Hiring a lawyer in a personal injury claim is a must-have cost for anyone considering making a claim. The mere thought of going through the legal wrangling without someone on side who knows the law intimately is enough to put most people off making a claim altogether. But new research from the heart of the lion’s den itself – the Association of British Insurers (ABI) – says that that freeing people from the need to use lawyers could slash car insurance premium rates.

Primarily, those making claims of less than £25,000 would save literally billions of pounds a year if they managed to make the claims sans lawyer. The problem lies with the extortionate legal costs associated with hiring the lawyers. Out of every pound awarded in compensation to the victims of injury, just seven pence goes to the claimant. The rest is mostly dished out to the injury lawyers themselves, with some charging as much as £165 an hour, the trade union Unite has claimed. The result? Up to £2 billion a year is cruelly taken from the injured party’s hands and put into that of the overpaid, unnecessary legal teams.

So what is being proposed to combat these aberrations of justice?
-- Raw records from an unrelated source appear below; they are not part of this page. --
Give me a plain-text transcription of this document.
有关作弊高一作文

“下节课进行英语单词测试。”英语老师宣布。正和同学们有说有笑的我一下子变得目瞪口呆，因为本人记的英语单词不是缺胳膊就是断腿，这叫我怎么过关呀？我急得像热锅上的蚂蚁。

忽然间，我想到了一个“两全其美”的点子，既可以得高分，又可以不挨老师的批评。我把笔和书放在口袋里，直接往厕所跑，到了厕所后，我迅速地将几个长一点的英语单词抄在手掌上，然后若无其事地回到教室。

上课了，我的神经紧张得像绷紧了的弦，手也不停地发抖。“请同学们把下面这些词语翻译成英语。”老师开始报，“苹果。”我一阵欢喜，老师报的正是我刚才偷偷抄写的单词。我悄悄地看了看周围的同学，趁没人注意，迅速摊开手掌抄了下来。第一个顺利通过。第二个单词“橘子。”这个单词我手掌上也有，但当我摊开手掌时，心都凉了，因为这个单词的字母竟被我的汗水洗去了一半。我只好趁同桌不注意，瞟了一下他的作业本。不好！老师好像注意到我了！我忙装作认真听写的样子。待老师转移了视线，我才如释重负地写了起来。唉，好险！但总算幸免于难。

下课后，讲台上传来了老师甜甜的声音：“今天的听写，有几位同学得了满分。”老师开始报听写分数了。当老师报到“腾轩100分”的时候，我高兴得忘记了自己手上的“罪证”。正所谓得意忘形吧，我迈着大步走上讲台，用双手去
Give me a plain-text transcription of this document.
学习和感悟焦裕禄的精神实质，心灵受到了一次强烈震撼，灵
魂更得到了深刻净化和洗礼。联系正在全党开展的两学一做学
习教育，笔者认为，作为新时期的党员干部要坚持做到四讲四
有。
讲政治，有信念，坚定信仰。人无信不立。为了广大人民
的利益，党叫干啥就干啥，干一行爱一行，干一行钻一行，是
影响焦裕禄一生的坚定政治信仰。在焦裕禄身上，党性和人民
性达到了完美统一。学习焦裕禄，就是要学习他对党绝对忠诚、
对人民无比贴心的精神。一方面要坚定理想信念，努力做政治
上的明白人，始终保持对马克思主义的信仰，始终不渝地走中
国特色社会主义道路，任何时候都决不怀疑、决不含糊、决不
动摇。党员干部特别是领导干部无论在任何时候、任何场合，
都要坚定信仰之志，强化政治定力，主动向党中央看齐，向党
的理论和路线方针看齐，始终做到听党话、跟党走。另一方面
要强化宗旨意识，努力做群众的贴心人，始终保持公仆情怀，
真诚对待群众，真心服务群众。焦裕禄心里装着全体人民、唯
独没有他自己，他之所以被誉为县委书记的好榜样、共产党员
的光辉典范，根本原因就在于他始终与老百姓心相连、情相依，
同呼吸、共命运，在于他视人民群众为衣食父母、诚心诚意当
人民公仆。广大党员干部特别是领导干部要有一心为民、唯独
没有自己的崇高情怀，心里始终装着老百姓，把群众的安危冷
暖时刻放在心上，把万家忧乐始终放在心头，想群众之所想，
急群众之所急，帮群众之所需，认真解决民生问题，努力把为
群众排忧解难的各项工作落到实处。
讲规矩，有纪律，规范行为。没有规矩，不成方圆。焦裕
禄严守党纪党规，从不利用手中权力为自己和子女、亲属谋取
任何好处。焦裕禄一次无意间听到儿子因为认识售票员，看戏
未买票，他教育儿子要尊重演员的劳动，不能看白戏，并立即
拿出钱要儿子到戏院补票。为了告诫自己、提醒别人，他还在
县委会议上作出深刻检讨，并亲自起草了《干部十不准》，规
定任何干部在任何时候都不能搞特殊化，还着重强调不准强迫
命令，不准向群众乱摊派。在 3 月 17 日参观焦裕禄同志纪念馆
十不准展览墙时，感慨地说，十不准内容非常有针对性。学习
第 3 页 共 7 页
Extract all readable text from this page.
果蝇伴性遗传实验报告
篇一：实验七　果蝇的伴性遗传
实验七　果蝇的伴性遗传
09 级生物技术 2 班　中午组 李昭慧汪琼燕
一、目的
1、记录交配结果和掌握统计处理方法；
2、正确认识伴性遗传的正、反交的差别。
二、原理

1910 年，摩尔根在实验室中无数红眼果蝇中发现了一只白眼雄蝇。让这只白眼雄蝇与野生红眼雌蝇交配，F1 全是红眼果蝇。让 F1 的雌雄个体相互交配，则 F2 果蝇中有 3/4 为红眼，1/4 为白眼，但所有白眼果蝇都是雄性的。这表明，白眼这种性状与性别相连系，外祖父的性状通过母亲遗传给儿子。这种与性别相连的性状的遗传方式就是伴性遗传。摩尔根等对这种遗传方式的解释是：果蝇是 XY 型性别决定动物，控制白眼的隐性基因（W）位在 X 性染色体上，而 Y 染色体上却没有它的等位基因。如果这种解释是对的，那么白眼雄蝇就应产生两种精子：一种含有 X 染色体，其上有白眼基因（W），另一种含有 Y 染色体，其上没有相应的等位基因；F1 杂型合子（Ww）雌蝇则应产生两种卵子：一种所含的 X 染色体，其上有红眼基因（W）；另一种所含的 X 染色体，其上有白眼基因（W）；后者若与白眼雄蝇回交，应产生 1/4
A schematic model has been introduced – an effective pay-out ceiling – that would cover 95% of all claims. Instead of the highly variable methods used at the moment, a set of tariff payments would be used to speed up the claims to just six months. At present, they typically take a mind-numbingly slow three-years to process – and that’s when the legal costs tend to mount up. The ABI backs these claims up with some powerful and persuasive proposals: instead of today’s stand-off between claimants and insurers mediated by costly lawyers intent on dragging the case out for as long as possible, a system for smaller claims would be set up to allow the quick and efficient passage of cases through the system. Undoubtedly, the wording of insurance contracts would have to be tightened up so less room for interpretation is left to lawyers to exploit.

The director general of the ABI Stephen Haddrill said: “Our proposals are a blueprint for a much-needed reform of the personal injury compensation system. Too many people are waiting far too long to get a fair pay-out.” But at what price would this ‘fair pay-out’ be secured at? The Association of Personal Injury Lawyers (APIL) rightly points out that victims are likely to get far less money (albeit more quickly) overall: initial compensation sums offered by insurers are by-and-large around half of that eventually secured by lawyers. APIL is unlikely to support the new proposals – it in effect puts them out of a job – and is not quick to state how much of the victim’s extra cash actually gets spent on them. It could actually end up being more than if the claimant has just settled for the insurance company’s’ payout. Just having the option to take a smaller claim and have less hassle is surely a battle won for the already hard-done by consumer, hacking their way through the thickets of insurance policy.